Affermare che le nomine dei componenti delle authority effettuate in questi giorni siano rispettose dell’indipendenza ed autonomia che la legge richiede in capo ai componenti, alla luce delle definizioni di autonomia e indipendenza reperibili in ogni vocabolario, risulta piuttosto arduo.
La risposta che spesso si sente, allorquando le nomine (come spessissimo accade) ricadano su politici o ex politici è che l’aver intrapreso una carriera politica non costituisce certo un “peccato”, né impedisce di accedere a determinate cariche, se la competenza dimostrata lo consente.
A parte il fatto che molte volte la “competenza” tecnica risulta tutta da dimostrare, il ragionamento proposto è totalmente fuorviante. La normativa che richiede indipendenza ed autonomia in determinati soggetti, dai componenti delle authority agli organismi di valutazione dei dipendenti pubblici agli stessi dirigenti pubblici, è evidentemente indirizzata a indurre chi deve scegliere a selezionare soggetti distanti, distantissimi dai partiti e, di conseguenza, dalla politica militante e attiva.
Andando alla radice delle parole, basta chiedersi cosa sia un partito. L’articolo 49 della Costituzione dispone: “Tutti i cittadini hanno diritto di associarsi liberamente in partiti per concorrere con metodo democratico a determinare la politica nazionale”. In poche parole, i partiti sono un’associazione di cittadini, uniti da un’ideologia comune, organizzate in una struttura articolata e generalmente gerarchica, finalizzata a stabilire una linea (indirizzo politico) per governare le istituzioni.
I partiti, dunque, sono associazioni “di parte”, nelle quali i componenti sposano (non sempre in modo fedelissimo) un’idea, perseguono una linea. I componenti di un partito, ma comunque chi si candida od ottiene cariche per il tramite dei partiti, non può dirsi indipendente ed autonomo, perché, associandosi, sceglie liberamente di aderire ad una linea che diviene vincolante. La volontà individuale viene necessariamente compressa dalla superiore forza delle decisioni associative.
E’ evidentissimo, dunque, che chi si associa in un partito ha il sacrosanto diritto di farlo, come appunto sancisce la Costituzione. Altrettanto chiaro, però, dovrebbe risultare che per determinati incarichi tale scelta risulta incompatibile.

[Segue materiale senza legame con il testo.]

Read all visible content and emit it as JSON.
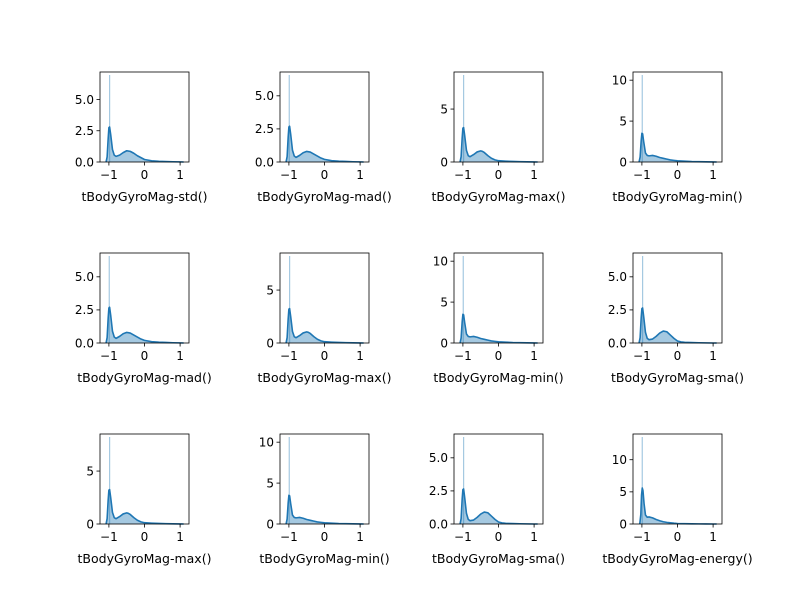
{
  "chart_data": [
    {
      "type": "area",
      "xlabel": "tBodyGyroMag-std()",
      "xlim": [
        -1.25,
        1.25
      ],
      "ylim": [
        0,
        7.2
      ],
      "xticks": [
        -1,
        0,
        1
      ],
      "xtick_labels": [
        "−1",
        "0",
        "1"
      ],
      "yticks": [
        0,
        2.5,
        5
      ],
      "ytick_labels": [
        "0.0",
        "2.5",
        "5.0"
      ],
      "rug_x": -0.98,
      "kde": {
        "x": [
          -1.08,
          -1.05,
          -1.02,
          -1.0,
          -0.98,
          -0.95,
          -0.9,
          -0.85,
          -0.8,
          -0.7,
          -0.6,
          -0.5,
          -0.4,
          -0.3,
          -0.2,
          -0.1,
          0.0,
          0.2,
          0.4,
          0.6,
          0.8,
          1.0,
          1.1
        ],
        "y": [
          0.0,
          0.4,
          1.9,
          2.75,
          2.8,
          2.2,
          1.0,
          0.55,
          0.45,
          0.55,
          0.75,
          0.9,
          0.85,
          0.7,
          0.5,
          0.35,
          0.2,
          0.1,
          0.06,
          0.04,
          0.02,
          0.01,
          0.0
        ]
      }
    },
    {
      "type": "area",
      "xlabel": "tBodyGyroMag-mad()",
      "xlim": [
        -1.25,
        1.25
      ],
      "ylim": [
        0,
        6.8
      ],
      "xticks": [
        -1,
        0,
        1
      ],
      "xtick_labels": [
        "−1",
        "0",
        "1"
      ],
      "yticks": [
        0,
        2.5,
        5
      ],
      "ytick_labels": [
        "0.0",
        "2.5",
        "5.0"
      ],
      "rug_x": -0.99,
      "kde": {
        "x": [
          -1.08,
          -1.05,
          -1.02,
          -1.0,
          -0.98,
          -0.95,
          -0.9,
          -0.85,
          -0.8,
          -0.7,
          -0.6,
          -0.5,
          -0.4,
          -0.3,
          -0.2,
          -0.1,
          0.0,
          0.2,
          0.4,
          0.6,
          0.8,
          1.0,
          1.1
        ],
        "y": [
          0.0,
          0.4,
          1.9,
          2.65,
          2.7,
          2.1,
          0.9,
          0.45,
          0.35,
          0.5,
          0.7,
          0.8,
          0.75,
          0.6,
          0.45,
          0.3,
          0.2,
          0.1,
          0.06,
          0.04,
          0.02,
          0.01,
          0.0
        ]
      }
    },
    {
      "type": "area",
      "xlabel": "tBodyGyroMag-max()",
      "xlim": [
        -1.25,
        1.25
      ],
      "ylim": [
        0,
        8.5
      ],
      "xticks": [
        -1,
        0,
        1
      ],
      "xtick_labels": [
        "−1",
        "0",
        "1"
      ],
      "yticks": [
        0,
        5
      ],
      "ytick_labels": [
        "0",
        "5"
      ],
      "rug_x": -0.98,
      "kde": {
        "x": [
          -1.08,
          -1.05,
          -1.02,
          -1.0,
          -0.98,
          -0.95,
          -0.9,
          -0.85,
          -0.8,
          -0.7,
          -0.6,
          -0.5,
          -0.45,
          -0.4,
          -0.3,
          -0.2,
          -0.1,
          0.0,
          0.2,
          0.4,
          0.6,
          0.8,
          1.0,
          1.1
        ],
        "y": [
          0.0,
          0.5,
          2.3,
          3.2,
          3.25,
          2.5,
          1.1,
          0.6,
          0.5,
          0.7,
          0.95,
          1.05,
          1.0,
          0.9,
          0.6,
          0.35,
          0.2,
          0.12,
          0.08,
          0.05,
          0.03,
          0.02,
          0.01,
          0.0
        ]
      }
    },
    {
      "type": "area",
      "xlabel": "tBodyGyroMag-min()",
      "xlim": [
        -1.25,
        1.25
      ],
      "ylim": [
        0,
        11
      ],
      "xticks": [
        -1,
        0,
        1
      ],
      "xtick_labels": [
        "−1",
        "0",
        "1"
      ],
      "yticks": [
        0,
        5,
        10
      ],
      "ytick_labels": [
        "0",
        "5",
        "10"
      ],
      "rug_x": -0.99,
      "kde": {
        "x": [
          -1.08,
          -1.05,
          -1.02,
          -1.0,
          -0.98,
          -0.95,
          -0.9,
          -0.85,
          -0.8,
          -0.7,
          -0.6,
          -0.5,
          -0.4,
          -0.3,
          -0.2,
          -0.1,
          0.0,
          0.2,
          0.4,
          0.6,
          0.8,
          1.0,
          1.1
        ],
        "y": [
          0.0,
          0.6,
          2.6,
          3.5,
          3.45,
          2.5,
          1.1,
          0.8,
          0.75,
          0.8,
          0.7,
          0.55,
          0.45,
          0.35,
          0.25,
          0.2,
          0.15,
          0.1,
          0.06,
          0.04,
          0.02,
          0.01,
          0.0
        ]
      }
    },
    {
      "type": "area",
      "xlabel": "tBodyGyroMag-mad()",
      "xlim": [
        -1.25,
        1.25
      ],
      "ylim": [
        0,
        6.8
      ],
      "xticks": [
        -1,
        0,
        1
      ],
      "xtick_labels": [
        "−1",
        "0",
        "1"
      ],
      "yticks": [
        0,
        2.5,
        5
      ],
      "ytick_labels": [
        "0.0",
        "2.5",
        "5.0"
      ],
      "rug_x": -0.99,
      "kde": {
        "x": [
          -1.08,
          -1.05,
          -1.02,
          -1.0,
          -0.98,
          -0.95,
          -0.9,
          -0.85,
          -0.8,
          -0.7,
          -0.6,
          -0.5,
          -0.4,
          -0.3,
          -0.2,
          -0.1,
          0.0,
          0.2,
          0.4,
          0.6,
          0.8,
          1.0,
          1.1
        ],
        "y": [
          0.0,
          0.4,
          1.9,
          2.65,
          2.7,
          2.1,
          0.9,
          0.45,
          0.35,
          0.5,
          0.7,
          0.8,
          0.75,
          0.6,
          0.45,
          0.3,
          0.2,
          0.1,
          0.06,
          0.04,
          0.02,
          0.01,
          0.0
        ]
      }
    },
    {
      "type": "area",
      "xlabel": "tBodyGyroMag-max()",
      "xlim": [
        -1.25,
        1.25
      ],
      "ylim": [
        0,
        8.5
      ],
      "xticks": [
        -1,
        0,
        1
      ],
      "xtick_labels": [
        "−1",
        "0",
        "1"
      ],
      "yticks": [
        0,
        5
      ],
      "ytick_labels": [
        "0",
        "5"
      ],
      "rug_x": -0.98,
      "kde": {
        "x": [
          -1.08,
          -1.05,
          -1.02,
          -1.0,
          -0.98,
          -0.95,
          -0.9,
          -0.85,
          -0.8,
          -0.7,
          -0.6,
          -0.5,
          -0.45,
          -0.4,
          -0.3,
          -0.2,
          -0.1,
          0.0,
          0.2,
          0.4,
          0.6,
          0.8,
          1.0,
          1.1
        ],
        "y": [
          0.0,
          0.5,
          2.3,
          3.2,
          3.25,
          2.5,
          1.1,
          0.6,
          0.5,
          0.7,
          0.95,
          1.05,
          1.0,
          0.9,
          0.6,
          0.35,
          0.2,
          0.12,
          0.08,
          0.05,
          0.03,
          0.02,
          0.01,
          0.0
        ]
      }
    },
    {
      "type": "area",
      "xlabel": "tBodyGyroMag-min()",
      "xlim": [
        -1.25,
        1.25
      ],
      "ylim": [
        0,
        11
      ],
      "xticks": [
        -1,
        0,
        1
      ],
      "xtick_labels": [
        "−1",
        "0",
        "1"
      ],
      "yticks": [
        0,
        5,
        10
      ],
      "ytick_labels": [
        "0",
        "5",
        "10"
      ],
      "rug_x": -0.99,
      "kde": {
        "x": [
          -1.08,
          -1.05,
          -1.02,
          -1.0,
          -0.98,
          -0.95,
          -0.9,
          -0.85,
          -0.8,
          -0.7,
          -0.6,
          -0.5,
          -0.4,
          -0.3,
          -0.2,
          -0.1,
          0.0,
          0.2,
          0.4,
          0.6,
          0.8,
          1.0,
          1.1
        ],
        "y": [
          0.0,
          0.6,
          2.6,
          3.5,
          3.45,
          2.5,
          1.1,
          0.8,
          0.75,
          0.8,
          0.7,
          0.55,
          0.45,
          0.35,
          0.25,
          0.2,
          0.15,
          0.1,
          0.06,
          0.04,
          0.02,
          0.01,
          0.0
        ]
      }
    },
    {
      "type": "area",
      "xlabel": "tBodyGyroMag-sma()",
      "xlim": [
        -1.25,
        1.25
      ],
      "ylim": [
        0,
        6.8
      ],
      "xticks": [
        -1,
        0,
        1
      ],
      "xtick_labels": [
        "−1",
        "0",
        "1"
      ],
      "yticks": [
        0,
        2.5,
        5
      ],
      "ytick_labels": [
        "0.0",
        "2.5",
        "5.0"
      ],
      "rug_x": -0.98,
      "kde": {
        "x": [
          -1.08,
          -1.05,
          -1.02,
          -1.0,
          -0.98,
          -0.95,
          -0.9,
          -0.85,
          -0.8,
          -0.7,
          -0.6,
          -0.5,
          -0.4,
          -0.3,
          -0.2,
          -0.1,
          0.0,
          0.1,
          0.2,
          0.4,
          0.6,
          0.8,
          1.0,
          1.1
        ],
        "y": [
          0.0,
          0.4,
          1.9,
          2.6,
          2.65,
          2.0,
          0.8,
          0.35,
          0.25,
          0.3,
          0.5,
          0.75,
          0.9,
          0.85,
          0.6,
          0.35,
          0.15,
          0.08,
          0.05,
          0.03,
          0.02,
          0.01,
          0.0,
          0.0
        ]
      }
    },
    {
      "type": "area",
      "xlabel": "tBodyGyroMag-max()",
      "xlim": [
        -1.25,
        1.25
      ],
      "ylim": [
        0,
        8.5
      ],
      "xticks": [
        -1,
        0,
        1
      ],
      "xtick_labels": [
        "−1",
        "0",
        "1"
      ],
      "yticks": [
        0,
        5
      ],
      "ytick_labels": [
        "0",
        "5"
      ],
      "rug_x": -0.98,
      "kde": {
        "x": [
          -1.08,
          -1.05,
          -1.02,
          -1.0,
          -0.98,
          -0.95,
          -0.9,
          -0.85,
          -0.8,
          -0.7,
          -0.6,
          -0.5,
          -0.45,
          -0.4,
          -0.3,
          -0.2,
          -0.1,
          0.0,
          0.2,
          0.4,
          0.6,
          0.8,
          1.0,
          1.1
        ],
        "y": [
          0.0,
          0.5,
          2.3,
          3.2,
          3.25,
          2.5,
          1.1,
          0.6,
          0.5,
          0.7,
          0.95,
          1.05,
          1.0,
          0.9,
          0.6,
          0.35,
          0.2,
          0.12,
          0.08,
          0.05,
          0.03,
          0.02,
          0.01,
          0.0
        ]
      }
    },
    {
      "type": "area",
      "xlabel": "tBodyGyroMag-min()",
      "xlim": [
        -1.25,
        1.25
      ],
      "ylim": [
        0,
        11
      ],
      "xticks": [
        -1,
        0,
        1
      ],
      "xtick_labels": [
        "−1",
        "0",
        "1"
      ],
      "yticks": [
        0,
        5,
        10
      ],
      "ytick_labels": [
        "0",
        "5",
        "10"
      ],
      "rug_x": -0.99,
      "kde": {
        "x": [
          -1.08,
          -1.05,
          -1.02,
          -1.0,
          -0.98,
          -0.95,
          -0.9,
          -0.85,
          -0.8,
          -0.7,
          -0.6,
          -0.5,
          -0.4,
          -0.3,
          -0.2,
          -0.1,
          0.0,
          0.2,
          0.4,
          0.6,
          0.8,
          1.0,
          1.1
        ],
        "y": [
          0.0,
          0.6,
          2.6,
          3.5,
          3.45,
          2.5,
          1.1,
          0.8,
          0.75,
          0.8,
          0.7,
          0.55,
          0.45,
          0.35,
          0.25,
          0.2,
          0.15,
          0.1,
          0.06,
          0.04,
          0.02,
          0.01,
          0.0
        ]
      }
    },
    {
      "type": "area",
      "xlabel": "tBodyGyroMag-sma()",
      "xlim": [
        -1.25,
        1.25
      ],
      "ylim": [
        0,
        6.8
      ],
      "xticks": [
        -1,
        0,
        1
      ],
      "xtick_labels": [
        "−1",
        "0",
        "1"
      ],
      "yticks": [
        0,
        2.5,
        5
      ],
      "ytick_labels": [
        "0.0",
        "2.5",
        "5.0"
      ],
      "rug_x": -0.98,
      "kde": {
        "x": [
          -1.08,
          -1.05,
          -1.02,
          -1.0,
          -0.98,
          -0.95,
          -0.9,
          -0.85,
          -0.8,
          -0.7,
          -0.6,
          -0.5,
          -0.4,
          -0.3,
          -0.2,
          -0.1,
          0.0,
          0.1,
          0.2,
          0.4,
          0.6,
          0.8,
          1.0,
          1.1
        ],
        "y": [
          0.0,
          0.4,
          1.9,
          2.6,
          2.65,
          2.0,
          0.8,
          0.35,
          0.25,
          0.3,
          0.5,
          0.75,
          0.9,
          0.85,
          0.6,
          0.35,
          0.15,
          0.08,
          0.05,
          0.03,
          0.02,
          0.01,
          0.0,
          0.0
        ]
      }
    },
    {
      "type": "area",
      "xlabel": "tBodyGyroMag-energy()",
      "xlim": [
        -1.25,
        1.25
      ],
      "ylim": [
        0,
        14
      ],
      "xticks": [
        -1,
        0,
        1
      ],
      "xtick_labels": [
        "−1",
        "0",
        "1"
      ],
      "yticks": [
        0,
        5,
        10
      ],
      "ytick_labels": [
        "0",
        "5",
        "10"
      ],
      "rug_x": -0.99,
      "kde": {
        "x": [
          -1.06,
          -1.03,
          -1.01,
          -0.99,
          -0.97,
          -0.94,
          -0.9,
          -0.85,
          -0.8,
          -0.7,
          -0.6,
          -0.5,
          -0.4,
          -0.3,
          -0.2,
          -0.1,
          0.0,
          0.2,
          0.4,
          0.6,
          0.8,
          1.0,
          1.1
        ],
        "y": [
          0.0,
          1.5,
          4.5,
          5.6,
          5.2,
          3.2,
          1.4,
          1.05,
          1.1,
          0.95,
          0.7,
          0.5,
          0.35,
          0.25,
          0.18,
          0.12,
          0.08,
          0.05,
          0.03,
          0.02,
          0.01,
          0.0,
          0.0
        ]
      }
    }
  ],
  "colors": {
    "line": "#1f77b4",
    "fill": "#1f77b4",
    "fill_opacity": 0.4,
    "rug_opacity": 0.4
  }
}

Dovrebbe risultare molto più chiaro, forse, nell’ordinamento, che la libera scelta di associarsi in un partito vincola, poi, le possibilità di acquisire incarichi. Qualsiasi soggetto impegnato attivamente nella politica secondo dettami di partito non può che essere escluso da cariche per le quali la legge richiede autonomia ed indipendenza, per la semplice ragione che esplicando proprie libere scelte, questa persona ha aderito ad una “parte”, non può pensare liberamente, risulta condizionato. Né tre, cinque, dieci o meno che meno un anno di “assenza” da cariche elettive possono cambiare lo stato dei fatti.
Fare politica non è “peccato”. Ma, i cittadini hanno l’incomprimibile diritto di pretendere che presso autorità “indipendenti”, tra i dirigenti pubblici, nelle magistrature, operino persone non solo preparate, ma lontane, estranee dalla politica.
Il problema vero, tuttavia, è un altro: è il sistema di assegnazione degli incarichi.
L’errore grave di molte leggi consiste nell’assegnare al Parlamento, al consiglio regionale, agli organi politici degli enti locali, la competenza a “nominare” o “incaricare”, sul presupposto, quanto meno ingenuo, che consessi liberamente eletti siano in grado di selezionare le migliori competenze della società. Ma, tali consessi sono composti da partiti, che spingeranno sempre per persone appartenenti alla loro “area”, così da far rientrare incarichi e nomine in dinamiche di “scambio” ai fini del consenso e dei rapporti maggioranza-opposizione.
Le vere autonomia e indipendenza si avranno solo se e quando si avrà il coraggio e la forza di prevedere incompatibilità granitiche e assolute tra l’appartenenza politica e lo svolgimento di determinati incarichi e la necessaria selezione esclusivamente mediante procedure competitive.